Just like all the journeys, there are regrets.

The Tibetan antelope is one of Chu's. The antelope are very timid, so he was surprised on one trip to see a herd of them grazing near the railway. It seemed that passing train didn't bother them at all, but it was difficult to catch them on camera.

"The chance of catching them is as fleeting as a meteor, and their protective coloration makes it even harder to spot them," he says. "So far, I haven't managed to get a picture of them that satisfies me, but I will keep trying."

Chu started studying photography in college and mostly took pictures when he was traveling. He believes that the best way to take a good picture is to feel and watch the world and people around you intently.

"This is an era when information flows rapidly," he says. "When a place goes viral online, everyone rushes to the same scene to take photos. So what you need to do is take pictures that are different from others. That requires observation and drawing on the experiences of life."

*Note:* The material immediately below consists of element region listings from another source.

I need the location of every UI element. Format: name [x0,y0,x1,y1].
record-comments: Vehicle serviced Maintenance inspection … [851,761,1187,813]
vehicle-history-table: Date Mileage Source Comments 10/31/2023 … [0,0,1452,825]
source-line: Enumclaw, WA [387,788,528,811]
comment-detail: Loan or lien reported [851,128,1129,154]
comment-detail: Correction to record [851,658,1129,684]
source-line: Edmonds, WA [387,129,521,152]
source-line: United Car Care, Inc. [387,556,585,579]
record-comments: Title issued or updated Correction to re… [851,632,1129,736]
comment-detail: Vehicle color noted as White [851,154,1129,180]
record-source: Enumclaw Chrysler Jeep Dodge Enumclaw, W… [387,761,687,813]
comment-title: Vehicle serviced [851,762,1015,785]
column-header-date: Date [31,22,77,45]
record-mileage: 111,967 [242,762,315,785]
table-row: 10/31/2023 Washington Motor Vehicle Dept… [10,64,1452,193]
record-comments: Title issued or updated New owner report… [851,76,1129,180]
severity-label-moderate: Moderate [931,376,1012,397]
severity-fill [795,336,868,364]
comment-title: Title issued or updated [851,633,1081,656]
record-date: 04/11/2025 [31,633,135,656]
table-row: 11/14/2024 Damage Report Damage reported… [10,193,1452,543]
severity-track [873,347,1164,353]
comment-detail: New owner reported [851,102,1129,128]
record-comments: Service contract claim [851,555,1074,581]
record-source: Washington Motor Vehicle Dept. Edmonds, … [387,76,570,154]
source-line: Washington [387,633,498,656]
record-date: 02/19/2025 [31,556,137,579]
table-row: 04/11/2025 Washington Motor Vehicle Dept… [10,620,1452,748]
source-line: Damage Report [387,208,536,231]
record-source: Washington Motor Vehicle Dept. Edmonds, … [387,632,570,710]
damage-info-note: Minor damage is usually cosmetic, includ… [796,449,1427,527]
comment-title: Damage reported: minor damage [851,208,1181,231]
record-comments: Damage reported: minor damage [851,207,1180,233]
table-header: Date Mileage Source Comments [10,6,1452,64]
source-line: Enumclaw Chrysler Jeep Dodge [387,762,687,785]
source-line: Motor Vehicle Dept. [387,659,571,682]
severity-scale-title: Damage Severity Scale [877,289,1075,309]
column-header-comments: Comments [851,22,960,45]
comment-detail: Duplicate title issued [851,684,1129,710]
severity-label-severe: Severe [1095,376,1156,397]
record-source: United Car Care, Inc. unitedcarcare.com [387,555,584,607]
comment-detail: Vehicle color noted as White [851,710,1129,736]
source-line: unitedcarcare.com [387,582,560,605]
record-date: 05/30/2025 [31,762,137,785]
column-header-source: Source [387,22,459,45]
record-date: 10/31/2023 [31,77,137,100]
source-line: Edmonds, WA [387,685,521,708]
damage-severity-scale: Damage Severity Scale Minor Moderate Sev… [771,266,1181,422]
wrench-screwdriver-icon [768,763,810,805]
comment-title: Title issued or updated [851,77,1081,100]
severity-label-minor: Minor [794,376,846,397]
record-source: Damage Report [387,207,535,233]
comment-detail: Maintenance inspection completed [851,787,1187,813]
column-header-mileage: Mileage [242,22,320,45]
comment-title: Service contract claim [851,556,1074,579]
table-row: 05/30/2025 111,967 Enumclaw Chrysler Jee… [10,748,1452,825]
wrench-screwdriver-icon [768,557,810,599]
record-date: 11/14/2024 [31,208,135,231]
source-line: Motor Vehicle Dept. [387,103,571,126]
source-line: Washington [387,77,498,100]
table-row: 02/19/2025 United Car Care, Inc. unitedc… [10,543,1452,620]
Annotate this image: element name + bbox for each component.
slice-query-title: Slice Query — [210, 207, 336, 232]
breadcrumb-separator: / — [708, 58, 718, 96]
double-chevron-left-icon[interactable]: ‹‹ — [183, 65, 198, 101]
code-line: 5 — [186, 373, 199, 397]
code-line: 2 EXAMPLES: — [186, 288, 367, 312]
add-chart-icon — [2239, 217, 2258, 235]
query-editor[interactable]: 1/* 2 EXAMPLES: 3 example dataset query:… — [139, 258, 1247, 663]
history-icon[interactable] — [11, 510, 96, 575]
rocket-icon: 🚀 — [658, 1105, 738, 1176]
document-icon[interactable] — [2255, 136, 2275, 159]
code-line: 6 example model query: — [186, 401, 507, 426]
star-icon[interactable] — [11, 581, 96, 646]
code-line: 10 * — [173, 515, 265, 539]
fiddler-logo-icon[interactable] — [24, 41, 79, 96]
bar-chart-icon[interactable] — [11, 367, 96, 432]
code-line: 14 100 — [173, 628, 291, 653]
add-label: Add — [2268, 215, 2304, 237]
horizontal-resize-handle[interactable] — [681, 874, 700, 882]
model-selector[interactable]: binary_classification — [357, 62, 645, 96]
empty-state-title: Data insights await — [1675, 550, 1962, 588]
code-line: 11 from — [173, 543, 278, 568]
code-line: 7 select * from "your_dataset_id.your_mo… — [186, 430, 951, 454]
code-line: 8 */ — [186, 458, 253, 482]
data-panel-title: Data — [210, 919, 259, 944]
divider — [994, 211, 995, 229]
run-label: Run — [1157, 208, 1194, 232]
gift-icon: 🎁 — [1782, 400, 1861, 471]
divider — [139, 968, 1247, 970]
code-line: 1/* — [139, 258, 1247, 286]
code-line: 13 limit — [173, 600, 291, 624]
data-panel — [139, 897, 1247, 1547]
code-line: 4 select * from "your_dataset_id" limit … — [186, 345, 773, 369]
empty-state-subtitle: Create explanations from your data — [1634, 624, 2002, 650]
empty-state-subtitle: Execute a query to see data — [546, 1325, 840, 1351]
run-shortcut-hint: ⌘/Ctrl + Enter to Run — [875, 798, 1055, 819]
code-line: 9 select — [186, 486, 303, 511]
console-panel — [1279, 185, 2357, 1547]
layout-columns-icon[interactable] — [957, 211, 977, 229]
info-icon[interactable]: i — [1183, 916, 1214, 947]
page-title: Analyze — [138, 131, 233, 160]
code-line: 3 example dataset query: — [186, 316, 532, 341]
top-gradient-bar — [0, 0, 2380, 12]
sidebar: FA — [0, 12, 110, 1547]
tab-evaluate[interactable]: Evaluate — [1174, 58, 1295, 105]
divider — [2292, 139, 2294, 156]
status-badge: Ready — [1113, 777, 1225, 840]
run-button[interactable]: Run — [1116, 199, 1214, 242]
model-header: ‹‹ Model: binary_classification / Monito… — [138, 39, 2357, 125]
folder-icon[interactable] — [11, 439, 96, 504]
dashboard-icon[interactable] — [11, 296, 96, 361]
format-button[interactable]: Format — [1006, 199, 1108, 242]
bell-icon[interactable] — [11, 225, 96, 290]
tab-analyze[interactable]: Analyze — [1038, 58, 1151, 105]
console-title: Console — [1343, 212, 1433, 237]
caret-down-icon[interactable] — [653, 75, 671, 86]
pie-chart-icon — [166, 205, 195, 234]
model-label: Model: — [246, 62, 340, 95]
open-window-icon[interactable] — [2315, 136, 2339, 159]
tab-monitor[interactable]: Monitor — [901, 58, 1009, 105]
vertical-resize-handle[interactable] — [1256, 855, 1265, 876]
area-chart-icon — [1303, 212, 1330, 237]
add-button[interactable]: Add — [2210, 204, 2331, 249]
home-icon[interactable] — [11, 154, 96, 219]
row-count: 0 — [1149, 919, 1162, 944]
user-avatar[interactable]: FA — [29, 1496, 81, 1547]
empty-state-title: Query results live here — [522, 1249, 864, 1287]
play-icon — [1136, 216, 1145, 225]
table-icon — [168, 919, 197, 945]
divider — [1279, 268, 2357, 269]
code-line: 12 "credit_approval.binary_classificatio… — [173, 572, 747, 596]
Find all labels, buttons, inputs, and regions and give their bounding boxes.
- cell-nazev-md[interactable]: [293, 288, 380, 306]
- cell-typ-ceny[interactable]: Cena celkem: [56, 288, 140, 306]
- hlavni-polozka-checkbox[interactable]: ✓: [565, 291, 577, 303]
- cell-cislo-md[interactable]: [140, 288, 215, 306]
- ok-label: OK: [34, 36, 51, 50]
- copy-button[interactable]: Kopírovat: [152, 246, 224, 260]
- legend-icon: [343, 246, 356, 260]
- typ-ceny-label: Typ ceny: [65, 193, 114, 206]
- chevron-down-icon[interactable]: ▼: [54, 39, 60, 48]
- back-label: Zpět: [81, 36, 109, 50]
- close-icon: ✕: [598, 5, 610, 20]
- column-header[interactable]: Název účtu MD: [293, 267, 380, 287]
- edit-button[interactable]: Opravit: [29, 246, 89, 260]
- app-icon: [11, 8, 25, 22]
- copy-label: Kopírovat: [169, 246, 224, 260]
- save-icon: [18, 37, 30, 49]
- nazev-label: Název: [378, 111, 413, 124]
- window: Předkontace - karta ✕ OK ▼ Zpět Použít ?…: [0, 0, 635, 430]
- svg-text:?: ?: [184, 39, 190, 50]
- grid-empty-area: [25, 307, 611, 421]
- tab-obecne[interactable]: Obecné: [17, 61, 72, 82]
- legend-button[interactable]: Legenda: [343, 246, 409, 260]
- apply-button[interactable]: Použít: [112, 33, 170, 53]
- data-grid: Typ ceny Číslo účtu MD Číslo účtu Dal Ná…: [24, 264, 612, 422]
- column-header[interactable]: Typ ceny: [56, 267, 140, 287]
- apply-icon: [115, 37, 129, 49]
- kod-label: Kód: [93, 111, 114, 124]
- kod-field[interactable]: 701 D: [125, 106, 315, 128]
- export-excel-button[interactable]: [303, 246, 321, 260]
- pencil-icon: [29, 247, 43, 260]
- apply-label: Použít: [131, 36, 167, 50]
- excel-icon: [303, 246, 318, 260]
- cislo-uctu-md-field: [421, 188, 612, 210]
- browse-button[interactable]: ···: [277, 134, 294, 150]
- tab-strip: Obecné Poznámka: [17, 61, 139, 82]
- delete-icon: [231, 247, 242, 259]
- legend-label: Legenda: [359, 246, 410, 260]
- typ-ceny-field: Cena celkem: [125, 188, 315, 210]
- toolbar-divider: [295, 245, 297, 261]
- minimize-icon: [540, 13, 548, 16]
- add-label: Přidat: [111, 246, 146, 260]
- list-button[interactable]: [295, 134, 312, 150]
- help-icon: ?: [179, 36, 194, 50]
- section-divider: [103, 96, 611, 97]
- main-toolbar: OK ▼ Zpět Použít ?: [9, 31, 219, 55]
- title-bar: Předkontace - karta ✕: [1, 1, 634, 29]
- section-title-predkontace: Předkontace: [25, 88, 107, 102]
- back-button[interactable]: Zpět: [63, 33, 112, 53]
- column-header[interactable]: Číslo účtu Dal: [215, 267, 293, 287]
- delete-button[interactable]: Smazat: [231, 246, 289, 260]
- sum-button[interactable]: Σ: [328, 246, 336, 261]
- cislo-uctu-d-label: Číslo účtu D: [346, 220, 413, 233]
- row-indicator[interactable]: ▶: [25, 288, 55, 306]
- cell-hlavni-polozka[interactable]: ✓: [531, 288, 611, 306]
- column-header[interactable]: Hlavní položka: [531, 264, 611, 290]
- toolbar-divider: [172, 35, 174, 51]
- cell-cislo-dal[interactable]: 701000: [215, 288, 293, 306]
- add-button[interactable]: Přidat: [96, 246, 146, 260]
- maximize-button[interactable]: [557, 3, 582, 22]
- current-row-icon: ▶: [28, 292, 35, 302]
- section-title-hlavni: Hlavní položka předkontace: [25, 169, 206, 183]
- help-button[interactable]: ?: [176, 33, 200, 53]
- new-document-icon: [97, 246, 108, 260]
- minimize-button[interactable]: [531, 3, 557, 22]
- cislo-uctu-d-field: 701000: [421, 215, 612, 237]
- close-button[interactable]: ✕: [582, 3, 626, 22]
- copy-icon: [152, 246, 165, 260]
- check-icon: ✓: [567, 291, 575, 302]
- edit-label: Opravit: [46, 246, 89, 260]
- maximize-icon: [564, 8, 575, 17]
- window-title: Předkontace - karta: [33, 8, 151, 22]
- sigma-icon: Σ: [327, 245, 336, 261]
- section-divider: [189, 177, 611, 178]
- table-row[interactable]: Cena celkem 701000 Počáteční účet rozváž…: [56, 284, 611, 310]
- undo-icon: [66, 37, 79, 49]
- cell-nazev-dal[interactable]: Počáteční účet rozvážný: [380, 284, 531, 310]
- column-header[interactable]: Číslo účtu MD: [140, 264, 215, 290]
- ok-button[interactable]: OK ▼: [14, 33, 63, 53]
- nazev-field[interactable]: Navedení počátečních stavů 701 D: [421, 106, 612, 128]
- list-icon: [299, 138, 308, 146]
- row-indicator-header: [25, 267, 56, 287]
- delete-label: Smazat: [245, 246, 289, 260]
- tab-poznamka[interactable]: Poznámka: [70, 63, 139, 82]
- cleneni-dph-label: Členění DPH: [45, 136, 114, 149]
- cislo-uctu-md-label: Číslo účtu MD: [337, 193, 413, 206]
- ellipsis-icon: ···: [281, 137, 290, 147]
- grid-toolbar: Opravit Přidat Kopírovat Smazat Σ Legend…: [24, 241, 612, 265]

Chu has just returned from a trip to Inner Mongolia, where he took pictures from a train of salt lakes and oases in the desert. When he was not on the train, he sometimes spent nights in herdsmen's homes and took more pictures.

But now he is turning his lens back to the Tibetan project. He reckons it will continue for years. There are so many places in the country for him to explore.

"I used to travel a lot by plane, but now the train is my first choice," he says. "Apart from the mountains and Gobi Desert in the west, there are infinite views of lakes, forests and snowy mountains across the country. It's an endless challenge."